Support from Steve Hewitt's Love Amongst Ruin.
Let’s start off by saying writing this review is going to hurt my heart. I expected a nostalgic trip down memory lane but left feeling sad. The tragic passing of Pauls father meant the tour had to be postponed and this likely played a large part in what I witnessed. Having read write ups of when he toured his first solo album I fear things have been going this way for some time.
I was shocked on arrival to not see any drums on stage, I had no idea this was a stripped back acoustic tour which isn’t necessarily my first choice but sometimes it makes for a nice change.
Kicking off the evening was Steve Hewitt’s Love Amongst Ruin, musically they were pretty good. Two old school rockers belting out melodic rock that was easy on the ear and a pleasant listen. Giz is clearly one hell of a guitar player. I don't think I’ve ever watched someone play an acoustic guitar with such passion! Unfortunately however the set was marred by the feeling they didn’t want to be there. Particularly Steve who moaned about being too hot, then about not having enough reverb then about having too much reverb. The audience didn’t help as apart from me who was stood at the barrier everyone else stood so far back they may as well have been in a different building! At one point Steve suggested everyone should “move forward, it’ll sound better” which they did begrudgingly. All in all the sheer lack of enthusiasm or joy from the band made me feel very uncomfortable and spoiled what could have been a really good set.
After that I was even more excited to see Paul Draper. Mansun was the second gig I ever went to and the band played a massive part in shaping my music taste. I’d looked at the Setlist online beforehand and saw a few Mansun songs including Legacy which has always been my favourite.
He walked on stage looking like a man many many years older than his age, he looked full faced and rather frail, a shadow of the man I’d watched all those years ago. He rattled through songs off the new album which were good and played on his voice's strengths however for the Mansun songs such as Disgusting or The Chad Who Loved Me it was clear his voice was no longer able to carry these off particularly not acoustically.
At various points throughout the set he announced how he had started smoking 60 a day, thought out lockdown and needed vocal sweets that “we’re legal you can get them in Boots” which was obviously said to be funny but just made me feel sad that such a talent could knowingly risk destroying his voice. By the 3rd or 4th time he mentioned this to the crowd it became uncomfortable.
There was a lot of distraction around getting his phone to take pictures of the crowd to post on Social Media plus an over enthusiastic fan who tried to shout and have a conversation with Paul multiple times between songs. Which all in all just made me feel awkward.
Overall musically it was good, but not great.
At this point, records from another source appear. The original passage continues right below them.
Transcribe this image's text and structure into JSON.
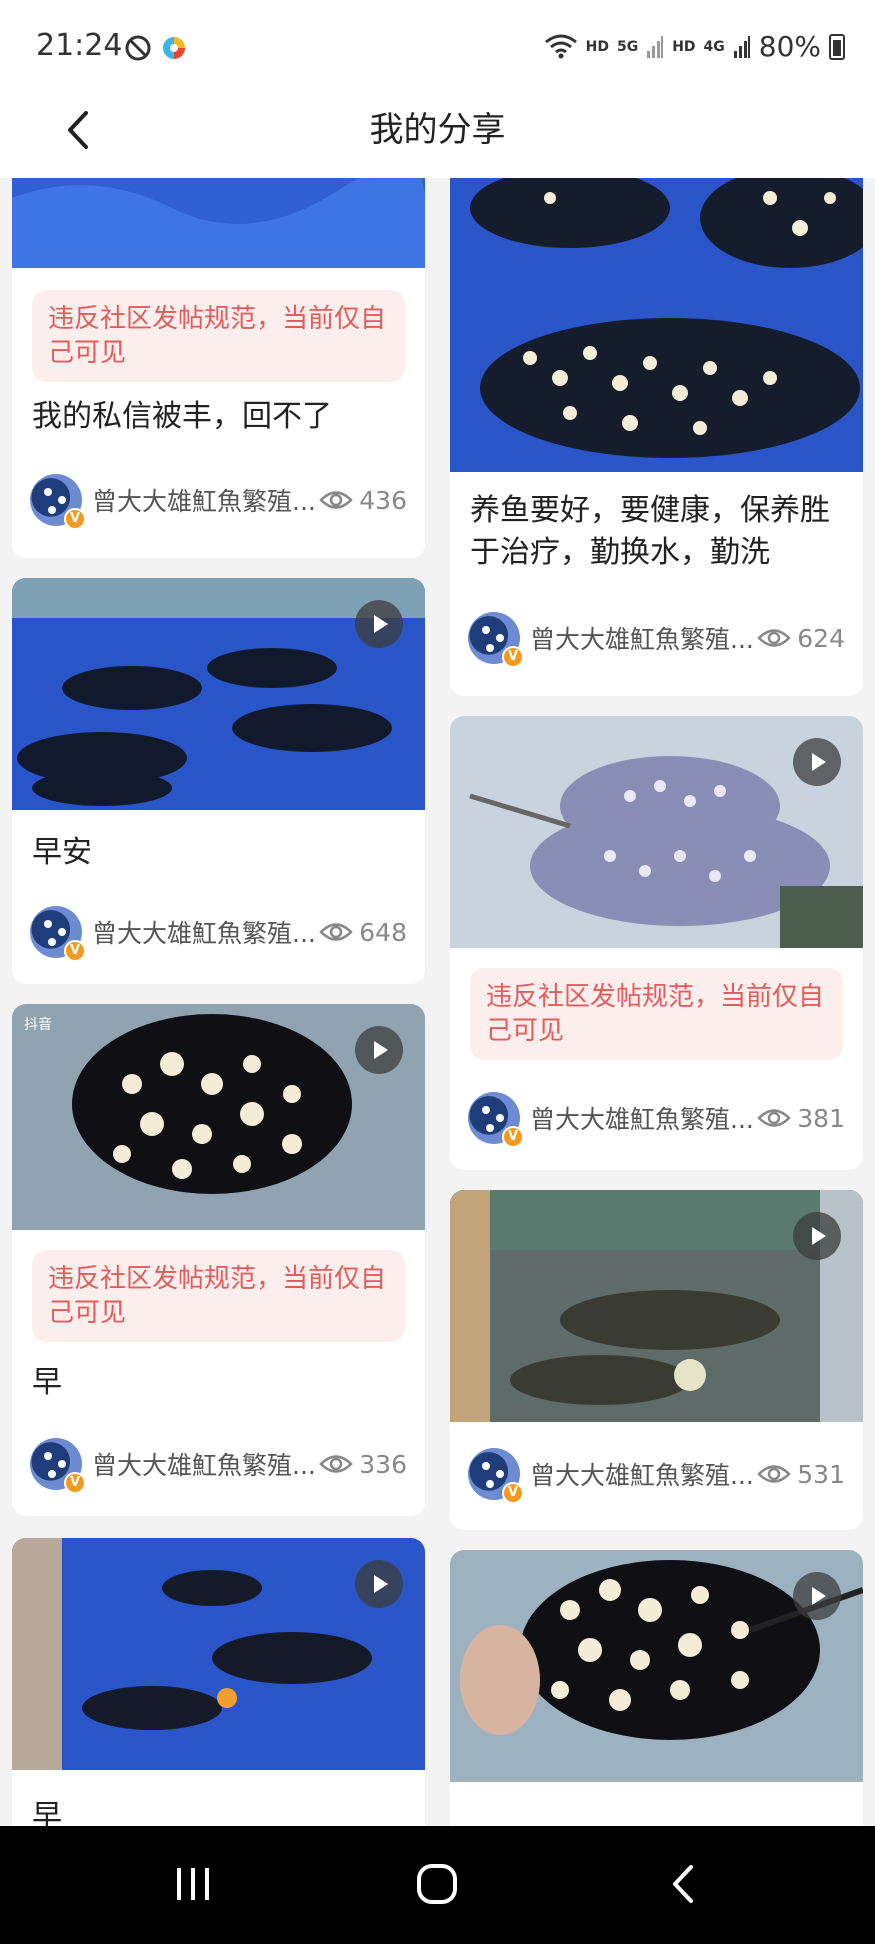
{
  "status_bar": {
    "time": "21:24",
    "signal_labels": [
      "HD",
      "5G",
      "HD",
      "4G"
    ],
    "battery": "80%"
  },
  "header": {
    "title": "我的分享"
  },
  "violation_text": "违反社区发帖规范，当前仅自己可见",
  "author_name": "曾大大雄魟魚繁殖...",
  "cards": [
    {
      "title": "我的私信被丰，回不了",
      "views": "436",
      "violation": true,
      "video": false
    },
    {
      "title": "早安",
      "views": "648",
      "violation": false,
      "video": true
    },
    {
      "title": "早",
      "views": "336",
      "violation": true,
      "video": true,
      "watermark": "抖音"
    },
    {
      "title": "早",
      "views": "",
      "violation": false,
      "video": true
    },
    {
      "title": "养鱼要好，要健康，保养胜于治疗，勤换水，勤洗",
      "views": "624",
      "violation": false,
      "video": false
    },
    {
      "title": "",
      "views": "381",
      "violation": true,
      "video": true
    },
    {
      "title": "",
      "views": "531",
      "violation": false,
      "video": true
    },
    {
      "title": "",
      "views": "",
      "violation": false,
      "video": true
    }
  ],
  "colors": {
    "violation_text": "#e25c5c",
    "violation_bg": "#fdeeee",
    "badge": "#f39a1e",
    "water": "#2f5fd0"
  },
  "icons": [
    "back-icon",
    "eye-icon",
    "play-icon",
    "menu-icon",
    "home-icon",
    "nav-back-icon",
    "wifi-icon",
    "battery-icon"
  ]
}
The new stuff was definitely better than the old but to me it was very upsetting to see someone I idolised growing up looking so weathered and in worse shape than bands I’ve seen who are much much older. I just couldn't see past that for the entire gig.
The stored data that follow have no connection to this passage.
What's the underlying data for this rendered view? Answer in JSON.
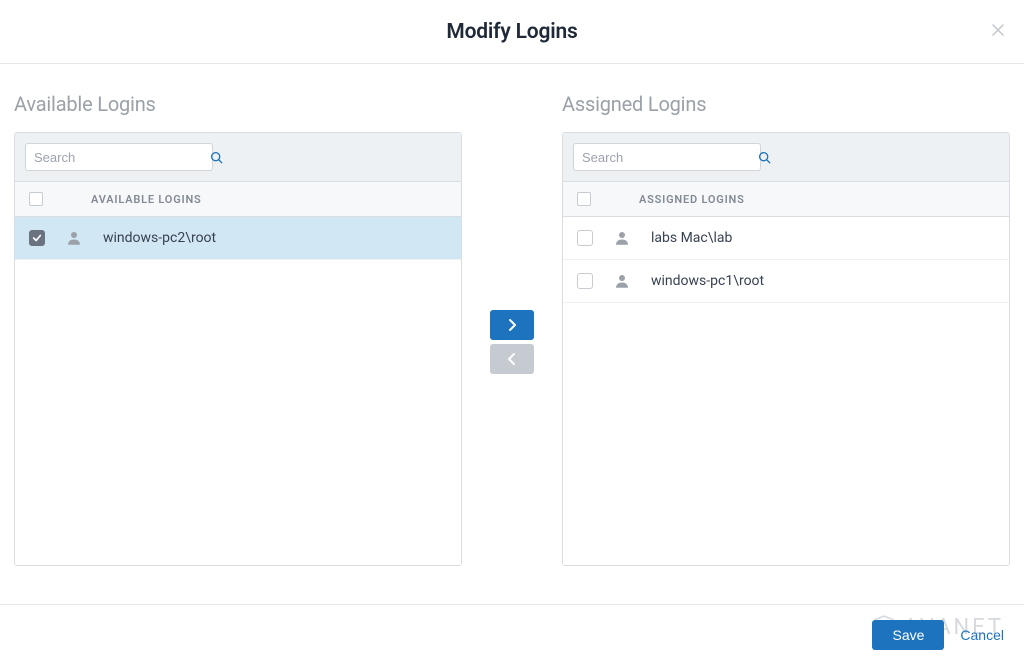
{
  "header": {
    "title": "Modify Logins"
  },
  "available": {
    "title": "Available Logins",
    "search_placeholder": "Search",
    "column_label": "AVAILABLE LOGINS",
    "rows": [
      {
        "label": "windows-pc2\\root",
        "checked": true
      }
    ]
  },
  "assigned": {
    "title": "Assigned Logins",
    "search_placeholder": "Search",
    "column_label": "ASSIGNED LOGINS",
    "rows": [
      {
        "label": "labs Mac\\lab",
        "checked": false
      },
      {
        "label": "windows-pc1\\root",
        "checked": false
      }
    ]
  },
  "footer": {
    "save_label": "Save",
    "cancel_label": "Cancel"
  },
  "watermark": {
    "text": "AVANET"
  }
}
I’ve watched some of my favourite Britpop bands in more recent years and most have surpassed expectations. Unfortunately Paul and Mansun are one I wish I’d left in the memory bank and not attempted to relive my youth. I tried so hard to think about ways to write this review in a positive light because accepting how I felt about the gig was hard, but I have to write from the heart and being honest this gig broke mine.